I've been writing in Goudy Old Style this week, writing about a woman (Argenta, probably, or maybe Amyntas—like Gide's evocative North African journals, or Tamaya, from the Quechua) who has a letterpress, or borrows one. The old style, old ways, old words ever call me. The extra strokes of the serif letters make me feel less hurried, safe from being jostled, sitting in a stripy dress in stripy palm shade like one of Matisse's tranquil lady letter-writers, drinking minty tea with sugar cubes dropped into a tall glass with a pair of exquisite etched sugar tongs.
And serifs make me think of seraphim, as well. The highest order of angels, the winged letters that carry messages of true moment; angels with three sets of wings, the serif letters with the extra lift and reach into the furthest breathy realm of words.
I can't find my Amyntas, which leaves me discombobulated, since this is the second copy I have lost. So my mullings go—sending me off (tumbling out of my virtual hammock) in search of lost books, half-remembered art, quotes that might fit in my valise for the next leg of my leisurely progression from one shady spot to the next.
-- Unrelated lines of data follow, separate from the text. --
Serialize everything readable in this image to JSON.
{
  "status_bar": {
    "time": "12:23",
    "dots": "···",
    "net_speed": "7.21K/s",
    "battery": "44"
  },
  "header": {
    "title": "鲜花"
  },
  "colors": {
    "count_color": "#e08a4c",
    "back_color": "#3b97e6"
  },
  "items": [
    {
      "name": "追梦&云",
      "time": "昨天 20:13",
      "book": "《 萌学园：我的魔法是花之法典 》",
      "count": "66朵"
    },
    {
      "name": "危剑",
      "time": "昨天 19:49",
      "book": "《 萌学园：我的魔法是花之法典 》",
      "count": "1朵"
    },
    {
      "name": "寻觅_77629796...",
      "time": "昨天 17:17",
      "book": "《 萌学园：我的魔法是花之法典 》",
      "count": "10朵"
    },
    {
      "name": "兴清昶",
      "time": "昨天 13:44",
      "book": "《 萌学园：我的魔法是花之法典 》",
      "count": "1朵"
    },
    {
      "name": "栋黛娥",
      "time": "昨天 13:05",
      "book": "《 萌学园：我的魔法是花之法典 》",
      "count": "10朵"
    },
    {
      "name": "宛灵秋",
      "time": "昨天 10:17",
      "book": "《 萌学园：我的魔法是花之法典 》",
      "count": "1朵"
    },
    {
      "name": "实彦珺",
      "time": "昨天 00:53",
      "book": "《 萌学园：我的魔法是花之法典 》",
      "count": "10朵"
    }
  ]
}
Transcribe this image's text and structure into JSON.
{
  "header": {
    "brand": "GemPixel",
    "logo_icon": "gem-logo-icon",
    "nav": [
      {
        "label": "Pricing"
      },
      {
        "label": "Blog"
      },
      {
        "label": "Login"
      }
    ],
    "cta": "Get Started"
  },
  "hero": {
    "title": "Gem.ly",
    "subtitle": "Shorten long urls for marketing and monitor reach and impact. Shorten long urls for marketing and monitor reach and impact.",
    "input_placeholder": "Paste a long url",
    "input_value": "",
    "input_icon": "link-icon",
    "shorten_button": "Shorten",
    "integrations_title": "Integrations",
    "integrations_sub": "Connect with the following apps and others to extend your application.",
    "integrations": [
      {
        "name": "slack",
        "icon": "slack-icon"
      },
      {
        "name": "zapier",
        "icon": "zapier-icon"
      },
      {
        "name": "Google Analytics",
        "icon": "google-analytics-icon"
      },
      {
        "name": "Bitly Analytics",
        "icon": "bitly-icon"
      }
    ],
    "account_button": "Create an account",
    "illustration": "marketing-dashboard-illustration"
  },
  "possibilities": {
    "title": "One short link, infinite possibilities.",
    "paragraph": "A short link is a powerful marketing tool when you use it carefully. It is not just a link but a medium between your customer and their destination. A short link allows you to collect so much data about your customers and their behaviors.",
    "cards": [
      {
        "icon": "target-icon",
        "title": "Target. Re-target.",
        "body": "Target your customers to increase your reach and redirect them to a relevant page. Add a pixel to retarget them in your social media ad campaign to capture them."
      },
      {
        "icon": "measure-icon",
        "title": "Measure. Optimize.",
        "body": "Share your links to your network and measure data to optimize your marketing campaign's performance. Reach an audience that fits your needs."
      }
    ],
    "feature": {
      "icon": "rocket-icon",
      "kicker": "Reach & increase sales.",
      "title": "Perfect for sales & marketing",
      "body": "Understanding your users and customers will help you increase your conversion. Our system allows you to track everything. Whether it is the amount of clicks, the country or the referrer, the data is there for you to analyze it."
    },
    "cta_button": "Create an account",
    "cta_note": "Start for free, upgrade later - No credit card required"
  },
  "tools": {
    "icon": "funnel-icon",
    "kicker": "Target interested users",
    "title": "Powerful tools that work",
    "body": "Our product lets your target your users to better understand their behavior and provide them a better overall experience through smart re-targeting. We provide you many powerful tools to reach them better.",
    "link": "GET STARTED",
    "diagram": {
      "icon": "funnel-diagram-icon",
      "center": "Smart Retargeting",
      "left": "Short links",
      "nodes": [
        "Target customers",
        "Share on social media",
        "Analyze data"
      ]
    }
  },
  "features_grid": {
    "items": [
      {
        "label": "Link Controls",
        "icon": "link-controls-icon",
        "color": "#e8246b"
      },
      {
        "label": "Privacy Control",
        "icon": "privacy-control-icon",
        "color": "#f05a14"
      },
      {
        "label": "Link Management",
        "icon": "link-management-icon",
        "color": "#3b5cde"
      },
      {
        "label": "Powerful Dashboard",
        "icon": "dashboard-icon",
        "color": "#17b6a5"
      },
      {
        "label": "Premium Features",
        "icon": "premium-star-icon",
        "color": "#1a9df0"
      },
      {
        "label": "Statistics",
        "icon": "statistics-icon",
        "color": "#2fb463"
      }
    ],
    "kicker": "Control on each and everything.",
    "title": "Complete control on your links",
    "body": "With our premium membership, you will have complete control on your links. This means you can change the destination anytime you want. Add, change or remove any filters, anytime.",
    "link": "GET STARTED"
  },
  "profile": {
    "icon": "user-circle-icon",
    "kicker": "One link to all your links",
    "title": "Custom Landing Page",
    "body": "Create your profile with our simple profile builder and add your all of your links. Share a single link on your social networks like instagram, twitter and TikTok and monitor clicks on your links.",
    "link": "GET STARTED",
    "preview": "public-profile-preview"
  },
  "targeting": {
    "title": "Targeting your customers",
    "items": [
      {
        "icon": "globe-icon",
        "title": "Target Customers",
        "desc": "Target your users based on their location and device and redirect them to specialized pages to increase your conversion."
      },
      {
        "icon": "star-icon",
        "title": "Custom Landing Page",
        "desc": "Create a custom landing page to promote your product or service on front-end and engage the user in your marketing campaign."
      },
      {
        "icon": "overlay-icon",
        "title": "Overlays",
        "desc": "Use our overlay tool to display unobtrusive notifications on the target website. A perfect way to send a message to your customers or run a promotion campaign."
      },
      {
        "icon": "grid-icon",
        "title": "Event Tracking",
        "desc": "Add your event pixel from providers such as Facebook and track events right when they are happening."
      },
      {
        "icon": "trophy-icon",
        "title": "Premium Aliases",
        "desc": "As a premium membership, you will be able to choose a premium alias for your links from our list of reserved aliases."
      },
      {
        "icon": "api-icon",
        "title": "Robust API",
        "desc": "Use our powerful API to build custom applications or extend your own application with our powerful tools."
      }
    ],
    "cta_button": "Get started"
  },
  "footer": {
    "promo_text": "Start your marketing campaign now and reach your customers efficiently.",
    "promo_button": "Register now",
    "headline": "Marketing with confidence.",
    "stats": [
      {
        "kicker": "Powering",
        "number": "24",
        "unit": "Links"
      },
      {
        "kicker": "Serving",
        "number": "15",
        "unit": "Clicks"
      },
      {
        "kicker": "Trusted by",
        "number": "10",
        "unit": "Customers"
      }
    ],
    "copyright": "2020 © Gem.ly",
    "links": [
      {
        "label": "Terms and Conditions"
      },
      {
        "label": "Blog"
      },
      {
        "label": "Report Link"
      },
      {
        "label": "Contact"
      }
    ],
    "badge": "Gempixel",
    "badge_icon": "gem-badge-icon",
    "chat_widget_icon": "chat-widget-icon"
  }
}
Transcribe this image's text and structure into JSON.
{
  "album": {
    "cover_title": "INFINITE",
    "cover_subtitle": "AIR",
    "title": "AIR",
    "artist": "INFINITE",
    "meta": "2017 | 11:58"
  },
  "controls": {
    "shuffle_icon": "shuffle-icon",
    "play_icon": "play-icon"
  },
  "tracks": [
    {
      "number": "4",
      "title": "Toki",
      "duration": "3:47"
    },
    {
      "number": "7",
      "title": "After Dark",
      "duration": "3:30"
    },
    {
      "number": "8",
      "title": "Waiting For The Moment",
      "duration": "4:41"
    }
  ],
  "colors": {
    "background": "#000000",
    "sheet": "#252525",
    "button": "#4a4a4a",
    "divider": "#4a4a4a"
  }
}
And though I was looking for a passage that would transport us to some exotic clime, maybe Tunisia or Algiers, I'm delighted with this from Rose Macauley, traveler extraordinaire, on the subject I began with (or shortly thereafter stumbled upon):
“Words, those precious gems of queer shape and gay colours, sharp angles and soft contours, shades of meaning laid one over the other down history, so that for those far back one must delve among the lost and lovely litter that strews the centuries. They arrange themselves in the most elegant odd patterns; the sound the strangest sweet euphonious notes; they flute and sing and taber, and disappear, like apparitions, with a curious perfume and a most melodious twang.”
—Rose Macauley, Personal Pleasures
(One of her most famous quotes, I notice, mentions the empyrean, which I almost touched upon just now, as I was flying up with angel's wings, but chose another word instead, only by chance.)